Application of queueing theory to capacity planning


There are many situations where a service is provided by a limited number of agents; the total time to complete a transaction equals the period of waiting time plus the service time.  Queuing theory has its roots in telephony where a limited number of connections is available to customers to make a call. If the connections are busy then the customer has to wait until a line becomes available. This model can be extended to services such as contact centres, support teams, checking points, etc. This article develops the theory and provides some practical advice for the application of queuing models using spreadsheets.

There are many possible variants, such as priority of service, restrictions on the queue,etc. We shall deal with the most common situation as shown in the diagram.


There are a number of questions that are important for the design of optimal service management systems:

  1. \Pr(T_w > 0) Probability that a customer has to wait
  2. E(T_w) Average waiting time
  3. \Pr(T_w \le \tau) Probability of being served within a target time

To answer these questions we make the following assumptions:

  • The system can accommodate an infinite number of customers
  • The customer does not leave the system until served
  • The arrival rate follows a Poisson process, meaning that the time between customer arrivals is random with mean time \lambda
  • The Service time of each customer is exponentially distributed with mean time 1/\mu
  • The number of servers is s


Let \Pr(k) = probability that there are k customers in the system. The system is in equilibrium when the probability of a customer entering the system is equal to the probability of a customer leaving the system.
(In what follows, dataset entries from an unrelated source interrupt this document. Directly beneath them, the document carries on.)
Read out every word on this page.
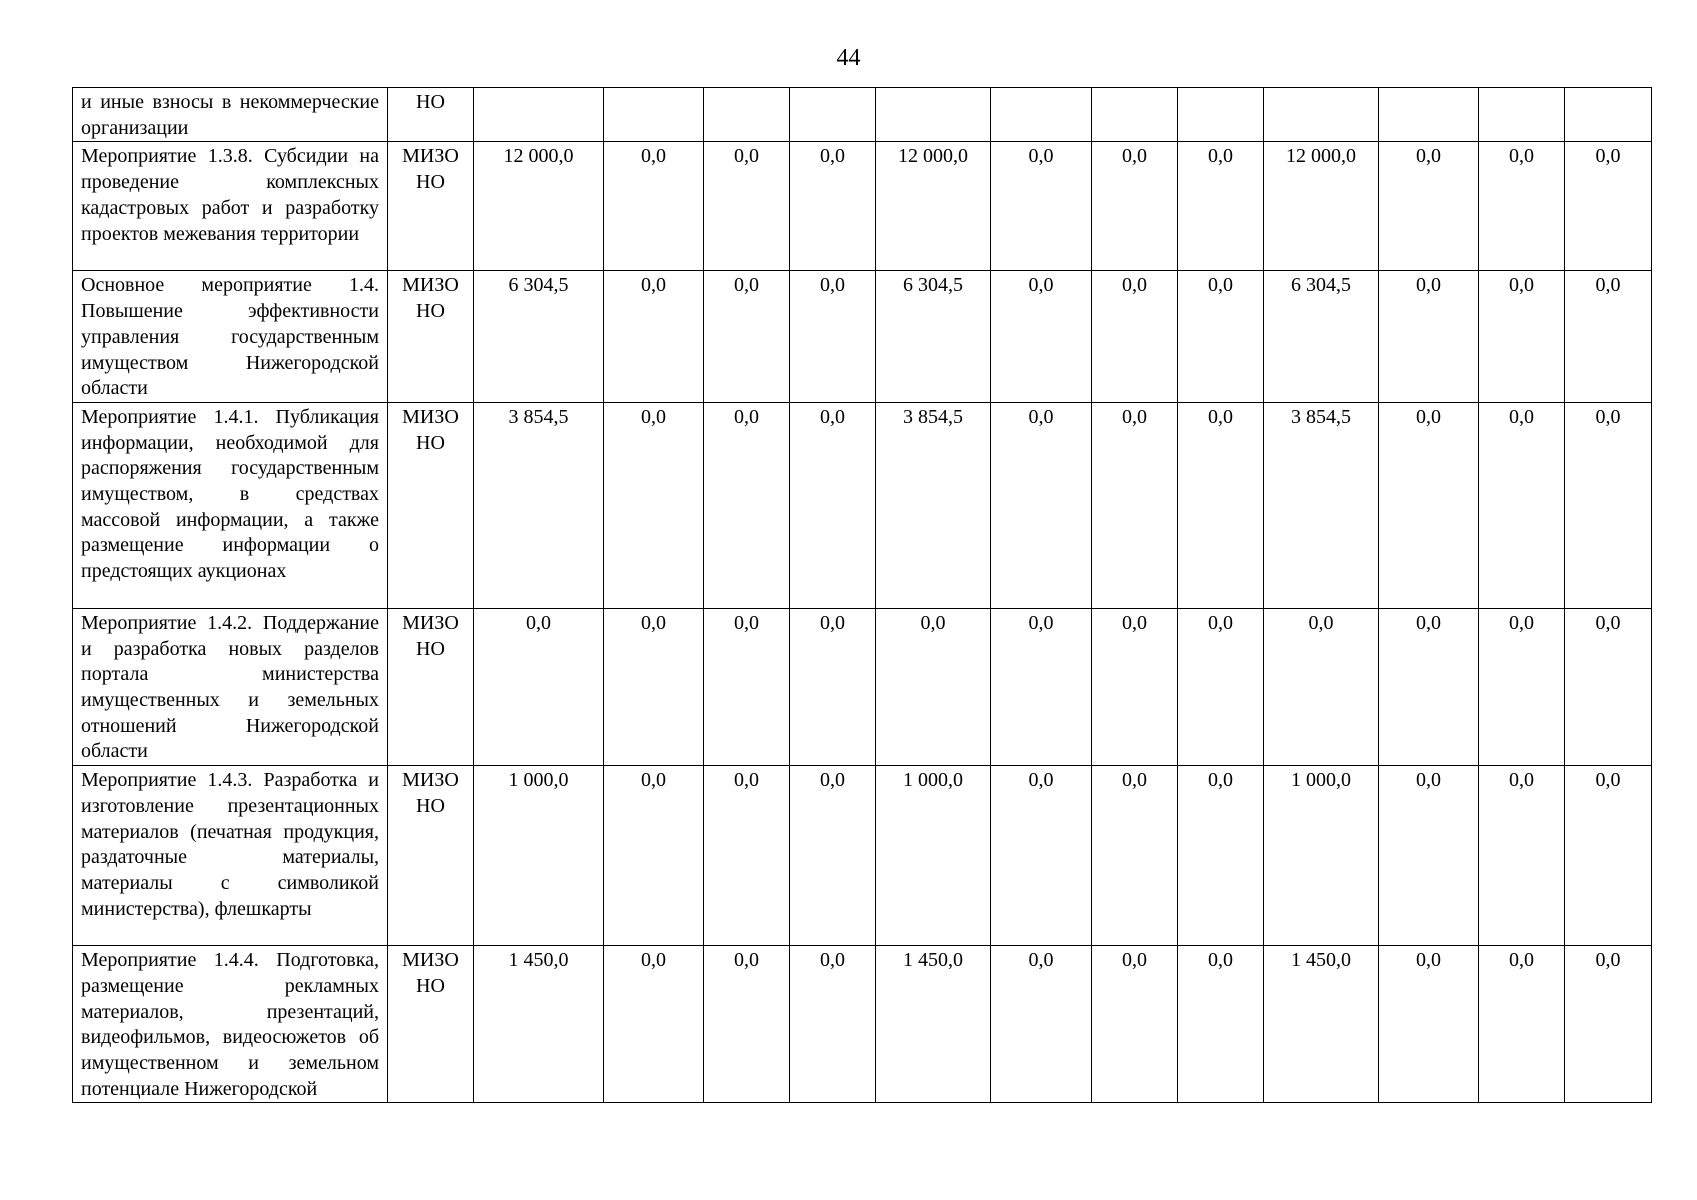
44
и иные взносы в некоммерческие организации	НО												
Мероприятие 1.3.8. Субсидии на проведение комплексных кадастровых работ и разработку проектов межевания территории	МИЗО НО	12 000,0	0,0	0,0	0,0	12 000,0	0,0	0,0	0,0	12 000,0	0,0	0,0	0,0
Основное мероприятие 1.4. Повышение эффективности управления государственным имуществом Нижегородской области	МИЗО НО	6 304,5	0,0	0,0	0,0	6 304,5	0,0	0,0	0,0	6 304,5	0,0	0,0	0,0
Мероприятие 1.4.1. Публикация информации, необходимой для распоряжения государственным имуществом, в средствах массовой информации, а также размещение информации о предстоящих аукционах	МИЗО НО	3 854,5	0,0	0,0	0,0	3 854,5	0,0	0,0	0,0	3 854,5	0,0	0,0	0,0
Мероприятие 1.4.2. Поддержание и разработка новых разделов портала министерства имущественных и земельных отношений Нижегородской области	МИЗО НО	0,0	0,0	0,0	0,0	0,0	0,0	0,0	0,0	0,0	0,0	0,0	0,0
Мероприятие 1.4.3. Разработка и изготовление презентационных материалов (печатная продукция, раздаточные материалы, материалы с символикой министерства), флешкарты	МИЗО НО	1 000,0	0,0	0,0	0,0	1 000,0	0,0	0,0	0,0	1 000,0	0,0	0,0	0,0
Мероприятие 1.4.4. Подготовка, размещение рекламных материалов, презентаций, видеофильмов, видеосюжетов об имущественном и земельном потенциале Нижегородской	МИЗО НО	1 450,0	0,0	0,0	0,0	1 450,0	0,0	0,0	0,0	1 450,0	0,0	0,0	0,0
We can analyse this situation by considering the transition between two adjacent states.


The assumption of exponential service times implies that when there are k \le s customers being served the rate at which service completions occur is k\mu and when all servers are busy only the customers that are being served can leave at a rate of s\mu.

These equations can be combined recursively to obtain:

\Pr(k) = \left\{ \begin{array}{cc} \frac{1}{k!}\left(\frac{\lambda}{\mu}\right)^k\Pr(0) & 1 \le k \le s \\ \; & \; \\ \frac{s^s}{s!} \left( \frac{\lambda}{s\mu} \right) ^k \Pr(0) & k \ge s \end{array} \right.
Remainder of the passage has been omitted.